Stop right there, are you aware of what you’re doing?!
It seems a lot of us are not. It’s time for some real talk, social media location geotagging style.
Before we begin, however, here’s a lowdown. Social media location geotagging are pieces of information that can be attached to a tweet, status or photo on a social networking site that show the physical location of where something had been posted. Sites that have location geotagging implemented include Twitter, Facebook, Instagram and even Google+, amongst many others. This feature isn’t something new, or even upcoming to the web; it has had a prominent place on many platforms for a few years now – however, it is being increasingly obvious that some people just aren’t aware of this being enabled for their accounts, which can potentially result in various problems.
What’s the deal?
Geolocation’s on some social networking sites can be very specific when featuring locations that are attached to the post, sometimes so specific that it could potentially give an address away down to the door number. This can be dangerous if an address of yours falls into the wrong hands, or if you hope to keep yourself anonymous online. It can also put you in danger of being followed, as your regular post updates on a social media platform of which sees your location enabled would work in the same way as would a tracker. Having your location enabled might also tell others that you’re somewhere you shouldn’t be, for example: if you’re supposedly off ill and you’re posting updates which are tagged with the location of the local beach.
How to see whether Geotagging is enabled?
With Twitter, geotagged locations appear on Tweets as a small pinpointing icon on the top right corner of the tweet. Upon hovering over this location, you can view the location attached to the tweet. If you have geotagging enabled, Twitter will normally automatically designate the location as the town name you’re located in or the county of which the tweet was sent from. However, if you manually choose to add a specific location, you’re able to set your location to a specific address. Twitter does not use specific location geotagging for “automatic” geotags. To modify your settings head over to Settings > Security & Privacy and untick “Tweet location – Add a location to my Tweets”. You can also delete all prior location information attached to previous Tweets by clicking the big “Delete location information” button that appears just below the tick box.
On Instagram, locations show below your username and above the image in question. All geotagged locations also appear in its own “Mapped photos” section where each geotagged photo will appear on a map on the street it was taken. With Instagram, there is no feature to enable automatic location adding to photo uploads, you must manually add the location for each individual photo. Specific locations can be added to a post, but again, Instagram has no automatic location geotagging enabled on its service. If you already have locations added to photos which you no longer want to keep, you must click the photos individually on your profile and click “Edit” then click the location that will appear near the top. From this, the options to “Remove Location” and “Change Location” will appear. Click Remove Location if you wish to get rid of the geotag.

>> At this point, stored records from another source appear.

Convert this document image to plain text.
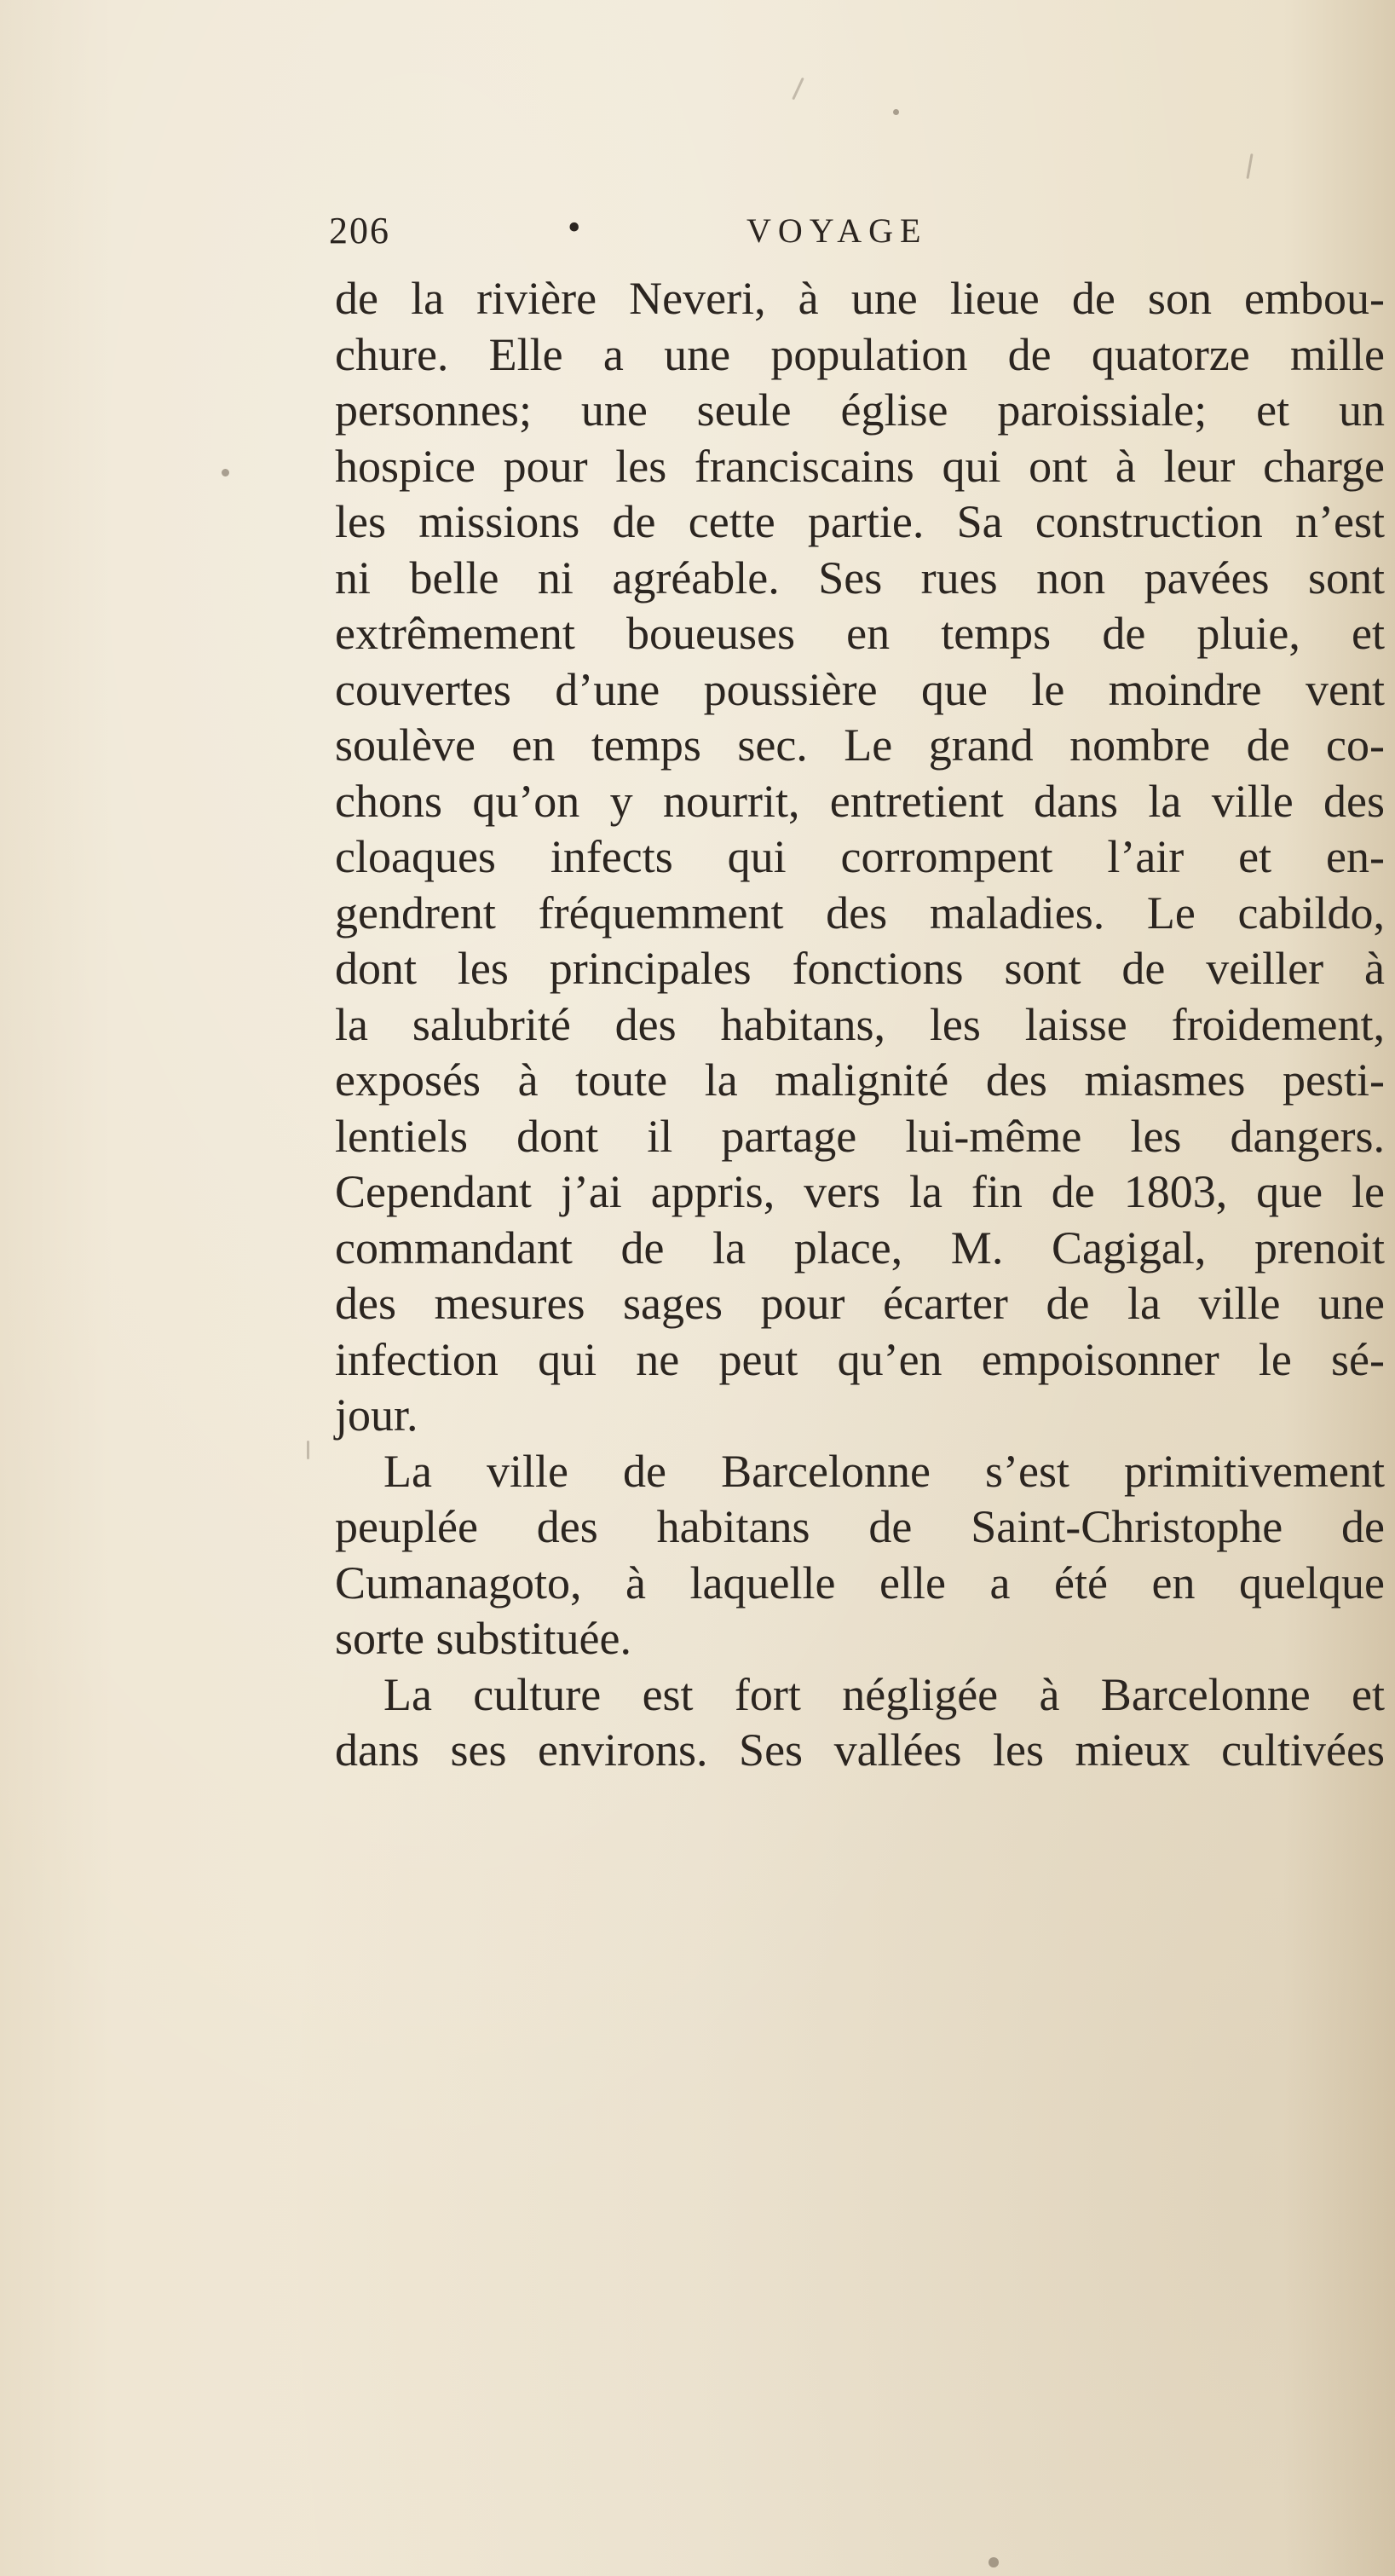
206	•	VOYAGE
de la rivière Neveri, à une lieue de son embou-
chure. Elle a une population de quatorze mille
personnes; une seule église paroissiale; et un
hospice pour les franciscains qui ont à leur charge
les missions de cette partie. Sa construction n’est
ni belle ni agréable. Ses rues non pavées sont
extrêmement boueuses en temps de pluie, et
couvertes d’une poussière que le moindre vent
soulève en temps sec. Le grand nombre de co-
chons qu’on y nourrit, entretient dans la ville des
cloaques infects qui corrompent l’air et en-
gendrent fréquemment des maladies. Le cabildo,
dont les principales fonctions sont de veiller à
la salubrité des habitans, les laisse froidement,
exposés à toute la malignité des miasmes pesti-
lentiels dont il partage lui-même les dangers.
Cependant j’ai appris, vers la fin de 1803, que le
commandant de la place, M. Cagigal, prenoit
des mesures sages pour écarter de la ville une
infection qui ne peut qu’en empoisonner le sé-
jour.
La ville de Barcelonne s’est primitivement
peuplée des habitans de Saint-Christophe de
Cumanagoto, à laquelle elle a été en quelque
sorte substituée.
La culture est fort négligée à Barcelonne et
dans ses environs. Ses vallées les mieux cultivées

Google+ of which has a similar system to Instagram, in which you must manually add your location to a post from a list of location options does not have any automatic geotagging function to posts added to your profile. To remove a geotag, you must delete the Google+ post itself as the edit function only allows you to edit the post but not the location attached to it. However, with photos, there is a setting that can share your geolocation by default to all images you publish onto the site. To disable this, or ensure it is off for you start by locating the “Settings” button which can be seen on the left-hand taskbar on the newest version of Google+. From there, you’ll need to untick (or ensure it is off) on “Photos and Videos Shared on Google+ > Show geolocation by default on newly shared Google+ albums“.
Facebook is a completely different ball game when it comes to geotagging your statuses. On this social network, it’s seen as “Checking In” to add a location to your status and starts off as a manual feature at first. After you’ve checked into somewhere by posting a status with a location previously, for all future posts from that location will be picked up upon by Facebook and will be automatically geotagged with such location that you were in. To prevent this, the next time you go to write a status you must click the small X on the location name. Facebook settings, unfortunately, do not have a feature to remove the previous location geotags, nor do they have a setting to disable all future geotags. Examples of what the geotags on Facebook appear like can be seen below:
The shooting stars of Geotagging your posts
Okay, Geotagging isn’t always a negative aspect to social media. If you’re aware that you have it enabled, it could be useful for various purposes. If you always share content on your social account from your venue or location, you could use geotagging to promote your location each time you send the status/post update. Platforms like Instagram also implement geotagging as a bittersweet function, allowing you to showcase a map of where your photos were taken. This could be a great method to see your progress as you travel around a country or a location, as Instagram allows very specific location geotags.
So there you go, maybe this will be a good reminder to see how your geolocation settings are looking on the most popular social media platforms.